The following statements use METHOD=ML to invoke maximum likelihood estimation. They produce Output 108.1.3.
proc varcomp method=ml data=a; class a b; model y=a|b / fixed=1; run;
Output 108.1.3: VARCOMP Procedure: Method=ML
Maximum Likelihood Iterations | ||||
---|---|---|---|---|
Iteration | Objective | Var(b) | Var(a*b) | Var(Error) |
0 | 78.3850371200 | 1031.49070 | 0 | 74.3909717935 |
1 | 78.2637043807 | 732.3606453635 | 0 | 77.4011688154 |
2 | 78.2635471161 | 723.6867470850 | 0 | 77.5301774839 |
3 | 78.2635471152 | 723.6658365289 | 0 | 77.5304926877 |
The "Maximum Likelihood Iterations" table in Output 108.1.3 shows that the Newton-Raphson algorithm used by PROC VARCOMP requires three iterations to converge.
The ML estimate of Var(a*b) is zero for this example, and the other two estimates are smaller than their Type I and MIVQUE0 counterparts.
One benefit of using likelihood-based methods is that an approximate covariance matrix is available from the matrix of second derivatives evaluated at the ML solution. This covariance matrix is valid asymptotically and can be unreliable in small samples.
Here the variance component estimates for B and the Error are negatively correlated, and the elements for Var(a*b) are set to zero because the estimate equals zero. Also, the very large variance for Var(b) indicates a lot of uncertainty about the estimate for Var(b), and one contributing explanation is that B has only two levels in this data set.
Finally, the following statements use the restricted maximum likelihood (REML) for estimation. They produce Output 108.1.4.

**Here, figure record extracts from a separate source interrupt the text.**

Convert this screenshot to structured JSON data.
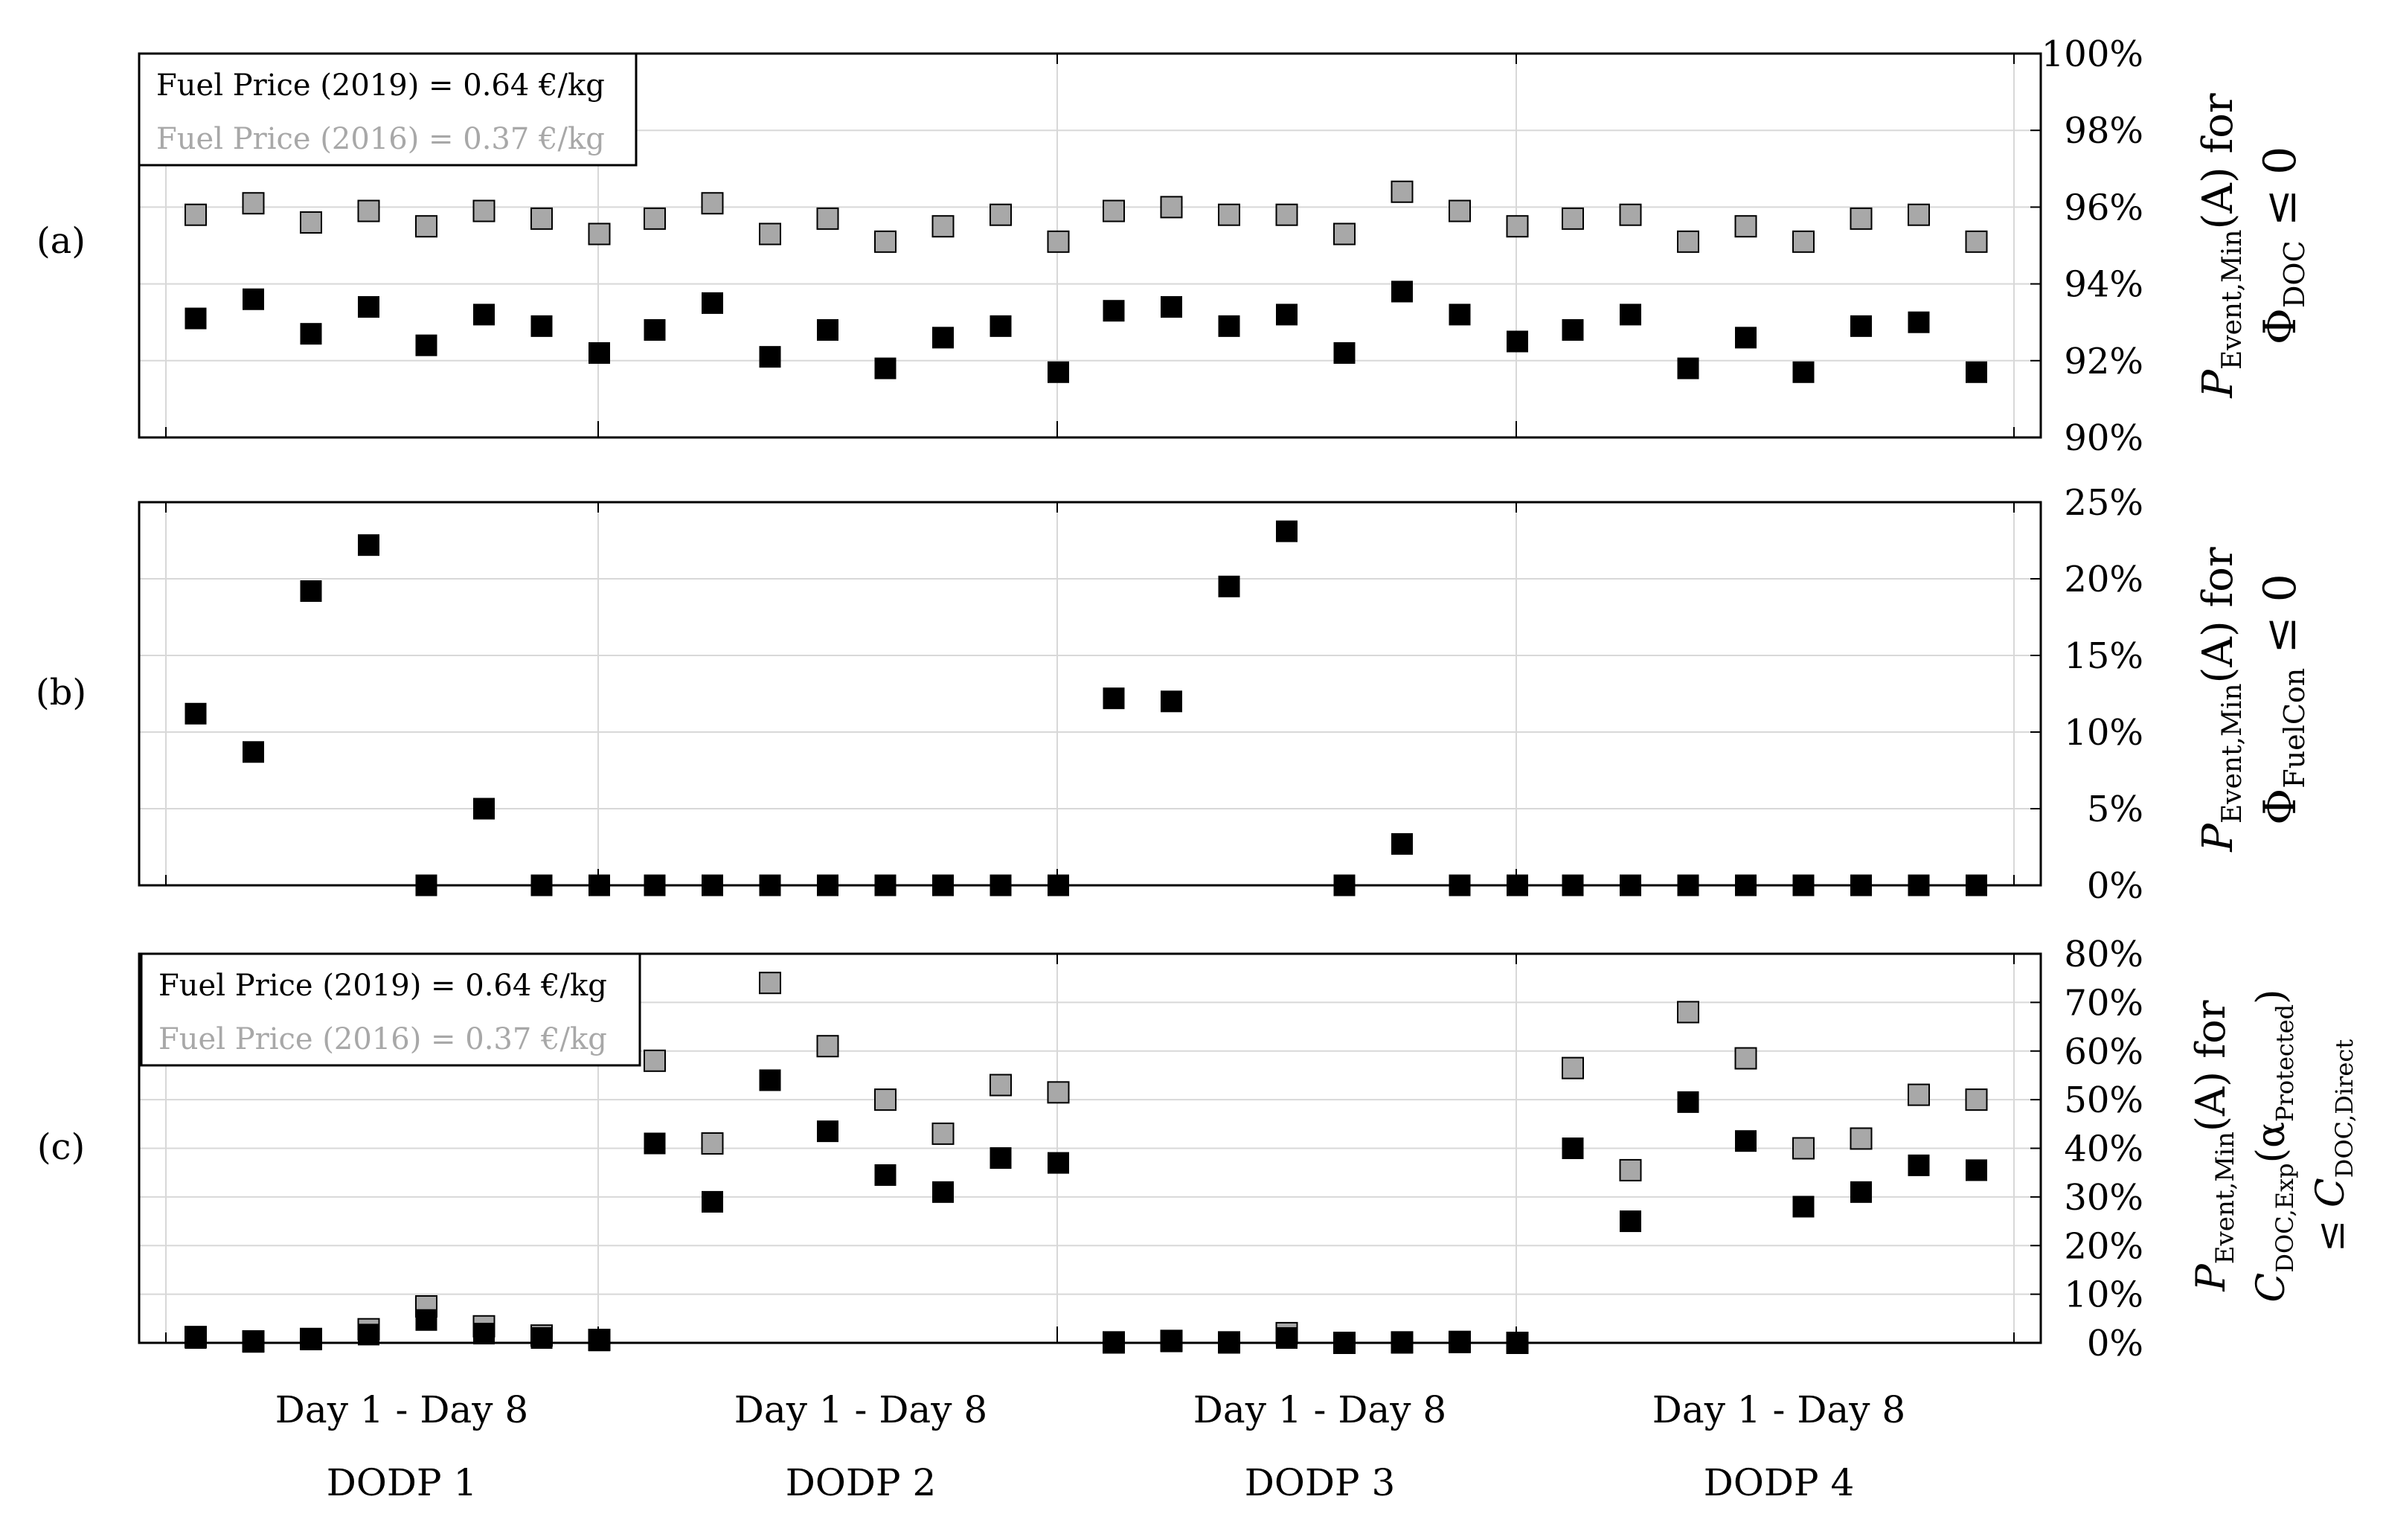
{
  "chart_data": [
    {
      "type": "scatter",
      "panel_label": "(a)",
      "ylabel_main": "P",
      "ylabel_sub": "Event,Min",
      "ylabel_rest": "(A) for",
      "ylabel_line2_main": "Φ",
      "ylabel_line2_sub": "DOC",
      "ylabel_line2_rest": " ≤ 0",
      "ylim": [
        90,
        100
      ],
      "yticks": [
        90,
        92,
        94,
        96,
        98,
        100
      ],
      "ytick_labels": [
        "90%",
        "92%",
        "94%",
        "96%",
        "98%",
        "100%"
      ],
      "legend": [
        "Fuel Price (2019) = 0.64 €/kg",
        "Fuel Price (2016) = 0.37 €/kg"
      ],
      "series": [
        {
          "name": "Fuel Price (2019) = 0.64 €/kg",
          "color": "#000000",
          "values": [
            93.1,
            93.6,
            92.7,
            93.4,
            92.4,
            93.2,
            92.9,
            92.2,
            92.8,
            93.5,
            92.1,
            92.8,
            91.8,
            92.6,
            92.9,
            91.7,
            93.3,
            93.4,
            92.9,
            93.2,
            92.2,
            93.8,
            93.2,
            92.5,
            92.8,
            93.2,
            91.8,
            92.6,
            91.7,
            92.9,
            93.0,
            91.7
          ]
        },
        {
          "name": "Fuel Price (2016) = 0.37 €/kg",
          "color": "#a8a8a8",
          "values": [
            95.8,
            96.1,
            95.6,
            95.9,
            95.5,
            95.9,
            95.7,
            95.3,
            95.7,
            96.1,
            95.3,
            95.7,
            95.1,
            95.5,
            95.8,
            95.1,
            95.9,
            96.0,
            95.8,
            95.8,
            95.3,
            96.4,
            95.9,
            95.5,
            95.7,
            95.8,
            95.1,
            95.5,
            95.1,
            95.7,
            95.8,
            95.1
          ]
        }
      ]
    },
    {
      "type": "scatter",
      "panel_label": "(b)",
      "ylabel_main": "P",
      "ylabel_sub": "Event,Min",
      "ylabel_rest": "(A) for",
      "ylabel_line2_main": "Φ",
      "ylabel_line2_sub": "FuelCon",
      "ylabel_line2_rest": " ≤ 0",
      "ylim": [
        0,
        25
      ],
      "yticks": [
        0,
        5,
        10,
        15,
        20,
        25
      ],
      "ytick_labels": [
        "0%",
        "5%",
        "10%",
        "15%",
        "20%",
        "25%"
      ],
      "series": [
        {
          "name": "Fuel Price (2019) = 0.64 €/kg",
          "color": "#000000",
          "values": [
            11.2,
            8.7,
            19.2,
            22.2,
            0,
            5.0,
            0,
            0,
            0,
            0,
            0,
            0,
            0,
            0,
            0,
            0,
            12.2,
            12.0,
            19.5,
            23.1,
            0,
            2.7,
            0,
            0,
            0,
            0,
            0,
            0,
            0,
            0,
            0,
            0
          ]
        }
      ]
    },
    {
      "type": "scatter",
      "panel_label": "(c)",
      "ylabel_main": "P",
      "ylabel_sub": "Event,Min",
      "ylabel_rest": "(A) for",
      "ylabel_line2_main": "C",
      "ylabel_line2_sub": "DOC,Exp",
      "ylabel_line2_rest": "(α",
      "ylabel_line2_sub2": "Protected",
      "ylabel_line2_end": ")",
      "ylabel_line3_main": "≤ C",
      "ylabel_line3_sub": "DOC,Direct",
      "ylim": [
        0,
        80
      ],
      "yticks": [
        0,
        10,
        20,
        30,
        40,
        50,
        60,
        70,
        80
      ],
      "ytick_labels": [
        "0%",
        "10%",
        "20%",
        "30%",
        "40%",
        "50%",
        "60%",
        "70%",
        "80%"
      ],
      "legend": [
        "Fuel Price (2019) = 0.64 €/kg",
        "Fuel Price (2016) = 0.37 €/kg"
      ],
      "series": [
        {
          "name": "Fuel Price (2019) = 0.64 €/kg",
          "color": "#000000",
          "values": [
            1.0,
            0.2,
            0.7,
            1.7,
            4.7,
            1.9,
            1.0,
            0.5,
            41.0,
            29.0,
            54.0,
            43.5,
            34.5,
            31.0,
            38.0,
            37.0,
            0,
            0.3,
            0,
            1.0,
            0,
            0,
            0.1,
            0,
            40.0,
            25.0,
            49.5,
            41.5,
            28.0,
            31.0,
            36.5,
            35.5
          ]
        },
        {
          "name": "Fuel Price (2016) = 0.37 €/kg",
          "color": "#a8a8a8",
          "values": [
            1.2,
            0.3,
            0.8,
            2.8,
            7.5,
            3.4,
            1.5,
            0.6,
            58.0,
            41.0,
            74.0,
            61.0,
            50.0,
            43.0,
            53.0,
            51.5,
            0.1,
            0.4,
            0.1,
            2.0,
            0,
            0.1,
            0.2,
            0,
            56.5,
            35.5,
            68.0,
            58.5,
            40.0,
            42.0,
            51.0,
            50.0
          ]
        }
      ]
    }
  ],
  "x_axis": {
    "groups": [
      {
        "range_label": "Day 1 - Day 8",
        "group_label": "DODP 1"
      },
      {
        "range_label": "Day 1 - Day 8",
        "group_label": "DODP 2"
      },
      {
        "range_label": "Day 1 - Day 8",
        "group_label": "DODP 3"
      },
      {
        "range_label": "Day 1 - Day 8",
        "group_label": "DODP 4"
      }
    ],
    "points_per_group": 8
  },
  "colors": {
    "series_2019": "#000000",
    "series_2016": "#a8a8a8",
    "grid": "#d8d8d8",
    "axis": "#000000"
  }
}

proc varcomp method=reml data=a; class a b; model y=a|b / fixed=1; run;
Output 108.1.4: VARCOMP Procedure: Method=REML
REML Iterations | ||||
---|---|---|---|---|
Iteration | Objective | Var(b) | Var(a*b) | Var(Error) |
0 | 63.4134144942 | 1269.52701 | 0 | 91.5581191305 |
1 | 63.0446869787 | 1601.84199 | 32.7632417174 | 76.9355562461 |
2 | 63.0311530508 | 1468.82932 | 27.2258186561 | 78.7548276319 |
3 | 63.0311265148 | 1464.33646 | 26.9564053003 | 78.8431476502 |
4 | 63.0311265127 | 1464.36727 | 26.9588525177 | 78.8423898761 |
The "REML Iterations" table in Output 108.1.4 shows that the REML optimization requires four iterations to converge.
The REML estimates in Output 108.1.4 are all larger than the corresponding ML estimates (adjusting for potential downward bias) and are fairly similar to the Type I estimates.
The "Asymptotic Covariance Matrix of Estimates" table in Output 108.1.4 shows that the Error variance component estimate is negatively correlated with the other two variance component estimates, and the estimated variances are all larger than their ML counterparts.